Six months before he was murdered in Memphis, TN, Martin Luther King Jr. spoke to the student body of Barratt Junior High School in Philadelphia. (Full video linked in photo caption.)
You read that correctly. Junior high school students: twelve, thirteen, and fourteen year olds.
On that day, he gave his full attention to middle schoolers and junior highers, a demographic that is often overlooked, ignored, avoided, and viewed as too young to engage in meaningful, thoughtful, and significant conversations.
King delivered a thoughtfully prepared speech that was crafted for his specific audience.
He did not wing it (as some do when their audience is supposedly less discerning and less worthy of the excellence due adults).
He spoke to them powerfully and profoundly (in distinction from those who talk down to or dumb-down a message for an audience they assume to be non-discerning and non-intellectual).
He spoke to them directly and articulately (treating them with the respect and honor that every person deserves).
He spoke to them kindly and firmly (believing that they didn’t primarily need either reprimands for their youthful inclinations or disingenuous coddling for their still-developing identities).
He spoke to them for exactly 20 minutes – shorter than his standard speech, perfect for that particular audience. Because he prepared well and knew his audience, the 20 minutes felt like less. Listeners today will wish he’d said more. I suspect his original listeners felt the same way.
King’s topic was specific to the culture and society of that time, and I clearly recognize my personal inability to deconstruct and understand the full impact of his message in its original social and cultural context.
But it was also specific to the AGE of his audience.
He knew to whom he spoke, and he adjusted his message, style, and content accordingly.
Most importantly of all, he took them seriously (which I consider to be a non-negotiable hallmark of good middle school/junior high ministry leaders).
- He thanked them kindly for inviting him – thanked junior high students.
- He said he was delighted to be with them – with junior high students.
- He called them ladies and gentlemen – those junior high students.
- He referred to them as a very fine and enthusiastic group – those junior high students.
- He encouraged them to invite their parents to, and to attend with them, an important event that evening – an event most people would exclude junior high students from.
Perhaps most importantly, he asked them a deep and meaningful question:
“What is in your life’s blueprint? This is a most important and crucial period of your lives, for what you do now and what you decide now at this age may well determine which way your life shall go.”
“Whenever a building is constructed you usually have an architect who draws you a blueprint, and that blueprint serves as the pattern, the guide, as the model, for those who are to build the building. And a building is not well-erected without a good, sound, and solid blueprint.”
“Now each of you is in the process of building the structure of your lives, and the question is whether you have a proper, a solid, and as found blueprint. And I want to suggest some of the the things that should be in your life’s blueprint.”
His three-point answer (being the good Southern Baptist preacher that he was) rings true today:
- Have a deep belief in your own dignity, your own worth, and your own “somebodiness.” Don’t allow anyone to make you feel that you are nobody. Always feel that you count, that you have worth, and always feel that your life has ultimate significance.

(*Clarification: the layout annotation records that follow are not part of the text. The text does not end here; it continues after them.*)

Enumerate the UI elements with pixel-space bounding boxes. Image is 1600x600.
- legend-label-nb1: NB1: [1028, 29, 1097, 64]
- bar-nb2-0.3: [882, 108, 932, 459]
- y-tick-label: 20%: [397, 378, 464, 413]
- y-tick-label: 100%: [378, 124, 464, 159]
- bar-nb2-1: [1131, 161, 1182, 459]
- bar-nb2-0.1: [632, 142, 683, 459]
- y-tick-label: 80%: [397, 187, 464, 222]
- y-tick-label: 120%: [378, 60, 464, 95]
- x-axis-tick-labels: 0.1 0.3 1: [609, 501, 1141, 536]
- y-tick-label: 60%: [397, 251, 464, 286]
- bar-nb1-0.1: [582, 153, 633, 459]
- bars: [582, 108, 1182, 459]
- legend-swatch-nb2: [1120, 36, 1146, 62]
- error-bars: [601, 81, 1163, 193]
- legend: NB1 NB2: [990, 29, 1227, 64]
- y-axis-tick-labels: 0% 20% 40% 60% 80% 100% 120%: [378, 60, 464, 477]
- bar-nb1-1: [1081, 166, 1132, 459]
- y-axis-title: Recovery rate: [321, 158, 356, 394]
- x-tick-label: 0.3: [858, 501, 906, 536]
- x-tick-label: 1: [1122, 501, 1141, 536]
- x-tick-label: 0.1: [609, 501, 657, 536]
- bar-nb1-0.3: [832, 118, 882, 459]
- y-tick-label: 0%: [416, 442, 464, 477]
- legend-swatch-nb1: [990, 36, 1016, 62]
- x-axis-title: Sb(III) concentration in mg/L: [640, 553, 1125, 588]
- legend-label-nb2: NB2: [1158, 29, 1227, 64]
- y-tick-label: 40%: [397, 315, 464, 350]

- You must have as a basic principle the determination to achieve excellence in your various fields of endeavor. You’re going to be deciding as the days and years unfold what you will do in your life, what you life’s work will be. When you discover what it will be, set out to do it and to do it well.
- Have a deep commitment to the eternal principles of beauty, love and justice. Don’t allow anybody to pull you so low as to make you hate them. Don’t allow anybody to cause you to lose your self-respect to the point that you do not struggle for justice. However young you are, you have a responsibility to seek to make your nation a better nation in which to live. You have a responsibility to seek to make life better for everybody…I believe we can transform yesterdays of injustice to tomorrows of justice and humanity.
He spoke poetically, meaningfully, and articulately – to junior high students.
He spoke of important, significant, and culturally important issues – to junior high students.
He spoke of responsibility, decision-making, and maturity – to junior high students.
May we continue to take seriously not just the message of King’s speech on this particular day (a message which is timeless), but also the profound beauty of how and to whom he delivered it.
Our junior high and middle school students deserve at least that much from each of us.